There is value in following procedure, Alex emphasises. If the case is escalated to the ECT, even if the boss or company representative does not show up at court, the court can still issue a default judgement in the workers’ favour. It might not get them any nearer recovery of their salaries, but this serves the public interest. There would then be a formal standing Order against the employer as proof that a debt is owed. It can then be the basis for prosecution of the employer under section 34 of the Employment Act for failing to pay salaries promptly.

As it is, prosecutions of employers for failing to pay salaries are few and far between. This was stated as much by Manpower Minister Josephine Teo in Parliament on 6 March 2019 when she mentioned a figure of “1%”.

A formal Order, explains Alex, is also useful in other ways, remote though the chance of success may be. It may enable the workers to pursue other means of getting their money. It can be used to impeach the credit-worthiness of the employer at various financial institutions.

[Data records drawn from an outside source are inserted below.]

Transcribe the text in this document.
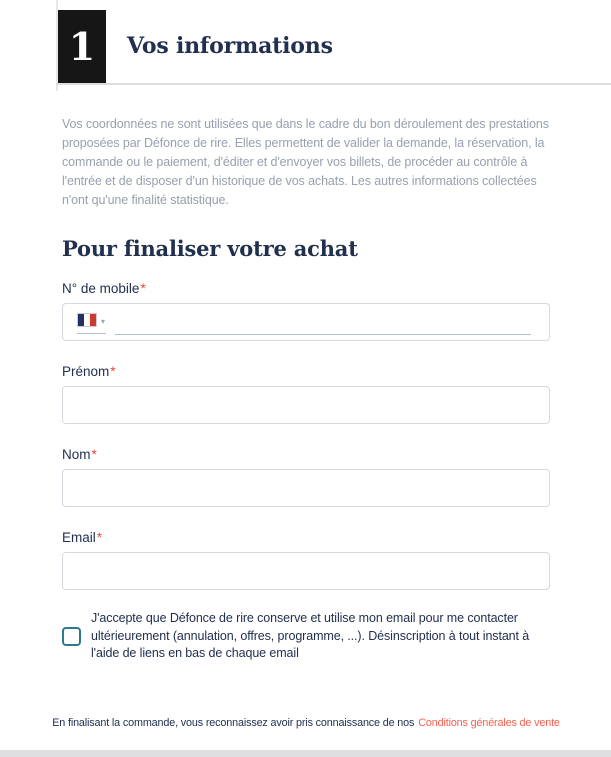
1 Vos informations

Vos coordonnées ne sont utilisées que dans le cadre du bon déroulement des prestations proposées par Défonce de rire. Elles permettent de valider la demande, la réservation, la commande ou le paiement, d'éditer et d'envoyer vos billets, de procéder au contrôle à l'entrée et de disposer d'un historique de vos achats. Les autres informations collectées n'ont qu'une finalité statistique.

Pour finaliser votre achat
N° de mobile*
▾
Prénom*
Nom*
Email*
J'accepte que Défonce de rire conserve et utilise mon email pour me contacter ultérieurement (annulation, offres, programme, ...). Désinscription à tout instant à l'aide de liens en bas de chaque email
En finalisant la commande, vous reconnaissez avoir pris connaissance de nos Conditions générales de vente
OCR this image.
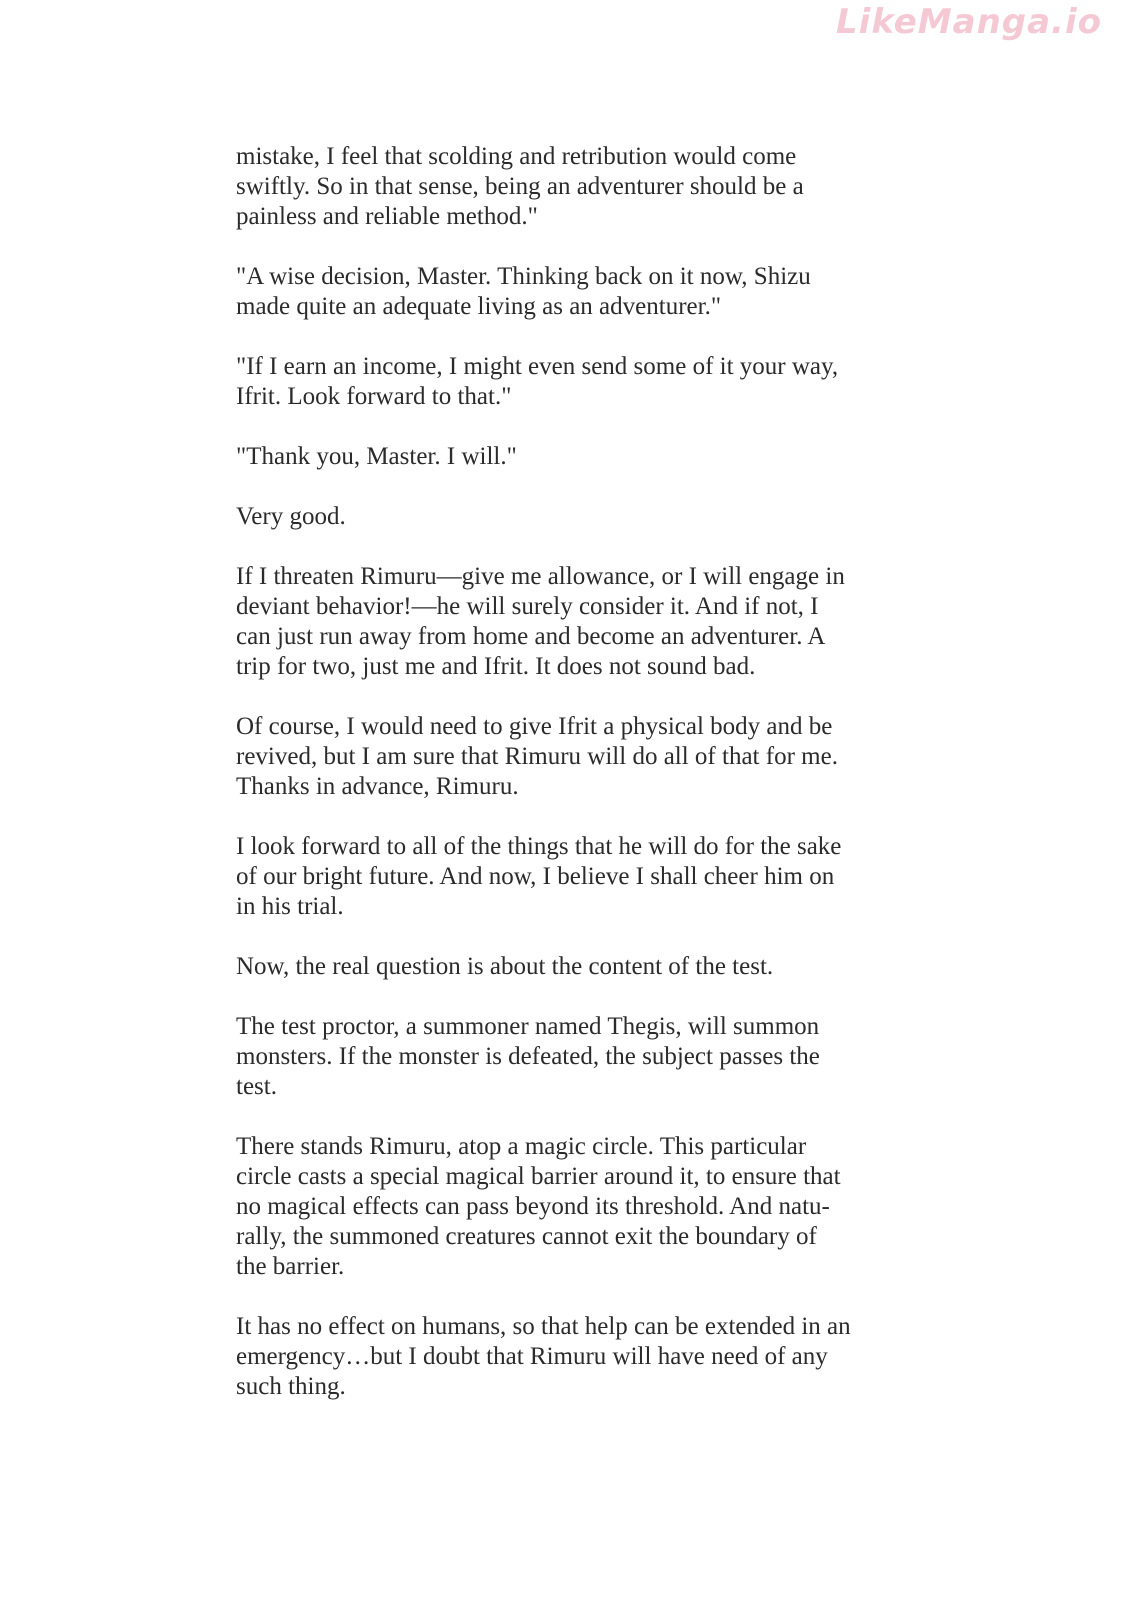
LikeManga.io

mistake, I feel that scolding and retribution would come
swiftly. So in that sense, being an adventurer should be a
painless and reliable method."

"A wise decision, Master. Thinking back on it now, Shizu
made quite an adequate living as an adventurer."

"If I earn an income, I might even send some of it your way,
Ifrit. Look forward to that."

"Thank you, Master. I will."

Very good.

If I threaten Rimuru—give me allowance, or I will engage in
deviant behavior!—he will surely consider it. And if not, I
can just run away from home and become an adventurer. A
trip for two, just me and Ifrit. It does not sound bad.

Of course, I would need to give Ifrit a physical body and be
revived, but I am sure that Rimuru will do all of that for me.
Thanks in advance, Rimuru.

I look forward to all of the things that he will do for the sake
of our bright future. And now, I believe I shall cheer him on
in his trial.

Now, the real question is about the content of the test.

The test proctor, a summoner named Thegis, will summon
monsters. If the monster is defeated, the subject passes the
test.

There stands Rimuru, atop a magic circle. This particular
circle casts a special magical barrier around it, to ensure that
no magical effects can pass beyond its threshold. And natu-
rally, the summoned creatures cannot exit the boundary of
the barrier.

It has no effect on humans, so that help can be extended in an
emergency…but I doubt that Rimuru will have need of any
such thing.
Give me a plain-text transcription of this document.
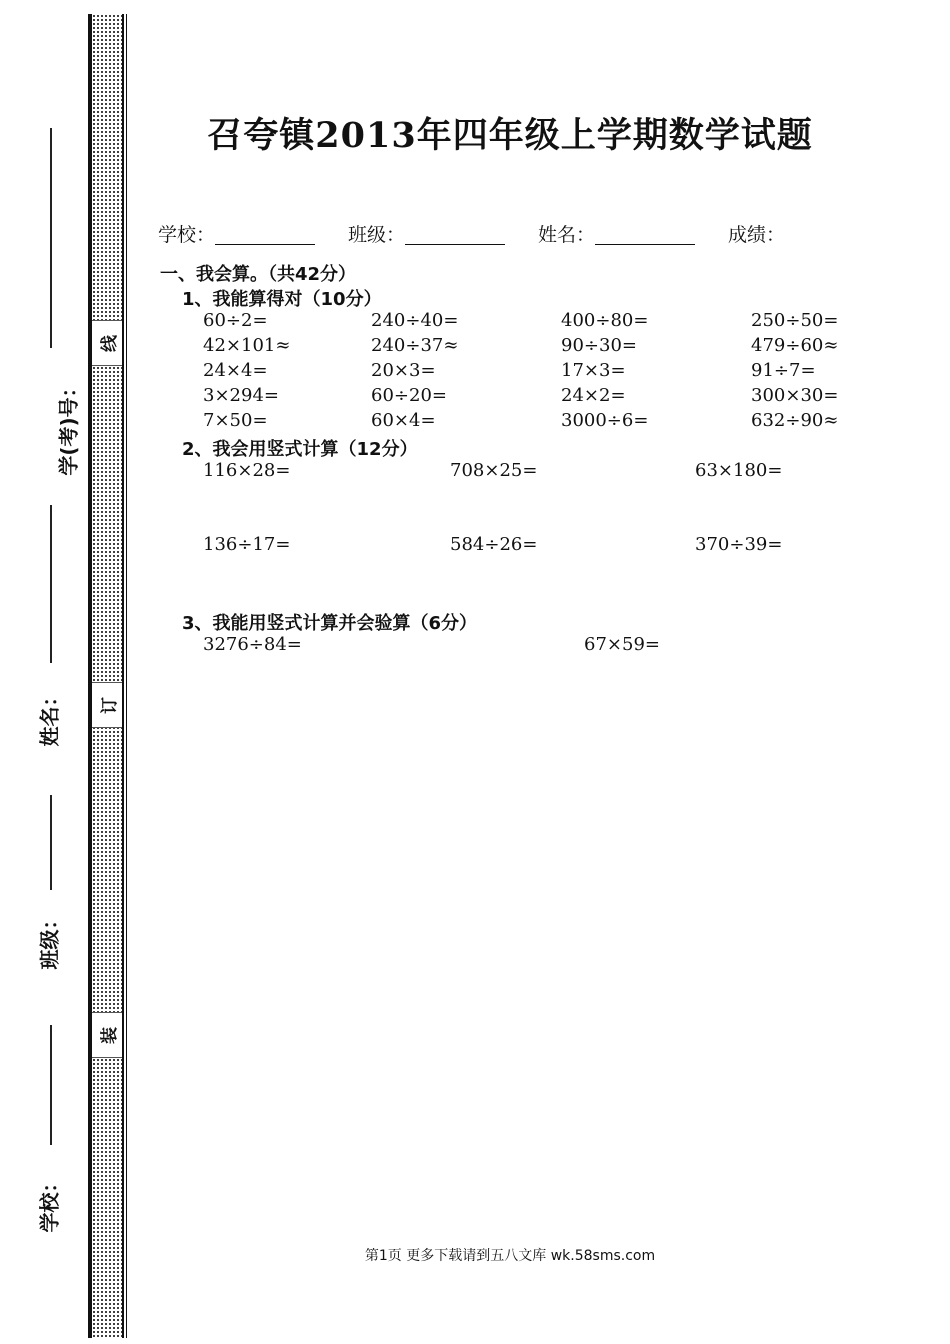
线
订
装
学(考)号：
姓名：
班级：
学校：
召夸镇2013年四年级上学期数学试题
学校：	班级：	姓名：	成绩：
一、我会算。（共42分）
1、我能算得对（10分）
60÷2=	240÷40=	400÷80=	250÷50=
42×101≈	240÷37≈	90÷30=	479÷60≈
24×4=	20×3=	17×3=	91÷7=
3×294=	60÷20=	24×2=	300×30=
7×50=	60×4=	3000÷6=	632÷90≈
2、我会用竖式计算（12分）
116×28=	708×25=	63×180=
136÷17=	584÷26=	370÷39=
3、我能用竖式计算并会验算（6分）
3276÷84=	67×59=
第1页 更多下载请到五八文库 wk.58sms.com
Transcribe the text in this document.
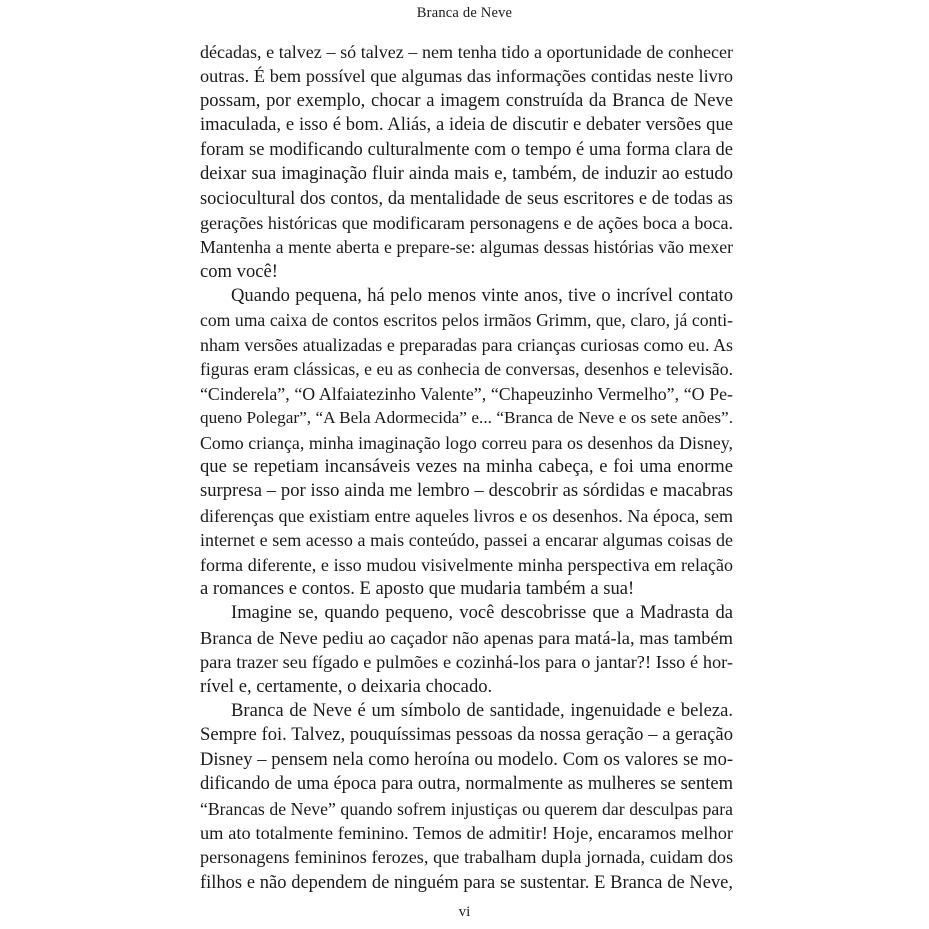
Branca de Neve
décadas, e talvez – só talvez – nem tenha tido a oportunidade de conhecer
outras. É bem possível que algumas das informações contidas neste livro
possam, por exemplo, chocar a imagem construída da Branca de Neve
imaculada, e isso é bom. Aliás, a ideia de discutir e debater versões que
foram se modificando culturalmente com o tempo é uma forma clara de
deixar sua imaginação fluir ainda mais e, também, de induzir ao estudo
sociocultural dos contos, da mentalidade de seus escritores e de todas as
gerações históricas que modificaram personagens e de ações boca a boca.
Mantenha a mente aberta e prepare-se: algumas dessas histórias vão mexer
com você!
Quando pequena, há pelo menos vinte anos, tive o incrível contato
com uma caixa de contos escritos pelos irmãos Grimm, que, claro, já conti-
nham versões atualizadas e preparadas para crianças curiosas como eu. As
figuras eram clássicas, e eu as conhecia de conversas, desenhos e televisão.
“Cinderela”, “O Alfaiatezinho Valente”, “Chapeuzinho Vermelho”, “O Pe-
queno Polegar”, “A Bela Adormecida” e... “Branca de Neve e os sete anões”.
Como criança, minha imaginação logo correu para os desenhos da Disney,
que se repetiam incansáveis vezes na minha cabeça, e foi uma enorme
surpresa – por isso ainda me lembro – descobrir as sórdidas e macabras
diferenças que existiam entre aqueles livros e os desenhos. Na época, sem
internet e sem acesso a mais conteúdo, passei a encarar algumas coisas de
forma diferente, e isso mudou visivelmente minha perspectiva em relação
a romances e contos. E aposto que mudaria também a sua!
Imagine se, quando pequeno, você descobrisse que a Madrasta da
Branca de Neve pediu ao caçador não apenas para matá-la, mas também
para trazer seu fígado e pulmões e cozinhá-los para o jantar?! Isso é hor-
rível e, certamente, o deixaria chocado.
Branca de Neve é um símbolo de santidade, ingenuidade e beleza.
Sempre foi. Talvez, pouquíssimas pessoas da nossa geração – a geração
Disney – pensem nela como heroína ou modelo. Com os valores se mo-
dificando de uma época para outra, normalmente as mulheres se sentem
“Brancas de Neve” quando sofrem injustiças ou querem dar desculpas para
um ato totalmente feminino. Temos de admitir! Hoje, encaramos melhor
personagens femininos ferozes, que trabalham dupla jornada, cuidam dos
filhos e não dependem de ninguém para se sustentar. E Branca de Neve,
vi
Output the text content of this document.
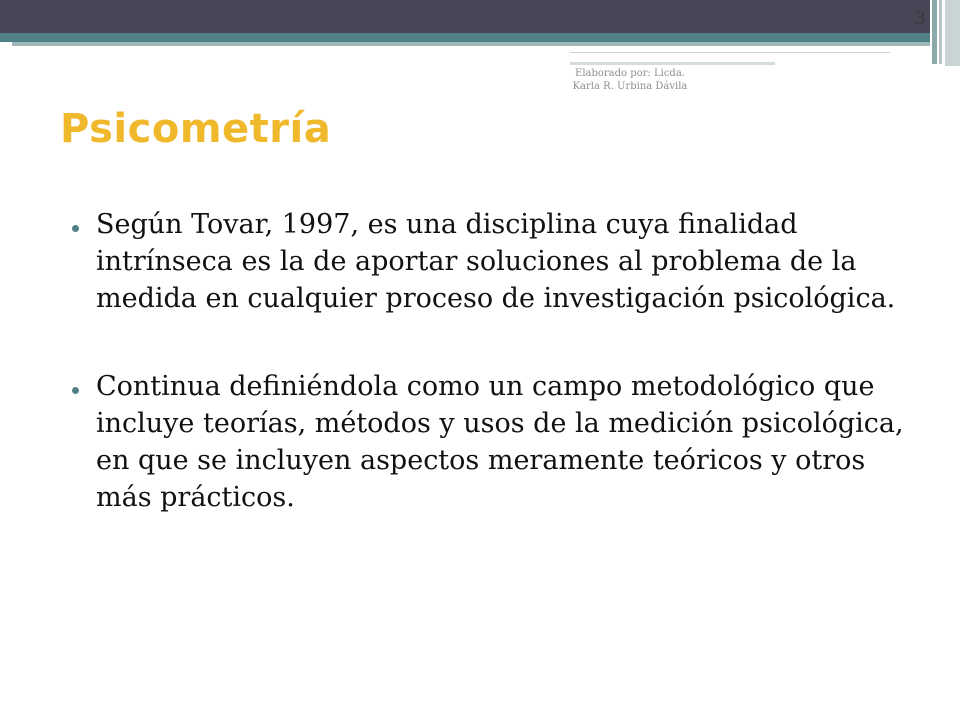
3
Elaborado por: Licda.
Karla R. Urbina Dávila
Psicometría
Según Tovar, 1997, es una disciplina cuya finalidad intrínseca es la de aportar soluciones al problema de la medida en cualquier proceso de investigación psicológica.
Continua definiéndola como un campo metodológico que incluye teorías, métodos y usos de la medición psicológica, en que se incluyen aspectos meramente teóricos y otros más prácticos.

By contrast, the reported approach of MOM in this case — to give the men some money in return for closing the case — effectively lets the employer off the hook, with the public purse covering for him (at least partially). “However practical as a half-solution for the men,” adds Alex, “speaking as a citizen and taxpayer, I am concerned about deviation from institutional processes and a lack of proper accountability.”

Hanif Abu and Uddin Nasir listen in as Alex sets out his argument, but it’s not clear whether they understand the subtleties of his point. Their minds are preoccupied with the obstructions and uncertainties in front of them. They think there will be some money coming if what their MOM officer is telling them is correct, but it’s way short of what they are owed. There remains a big gap in the family finances and they don’t know what they can do.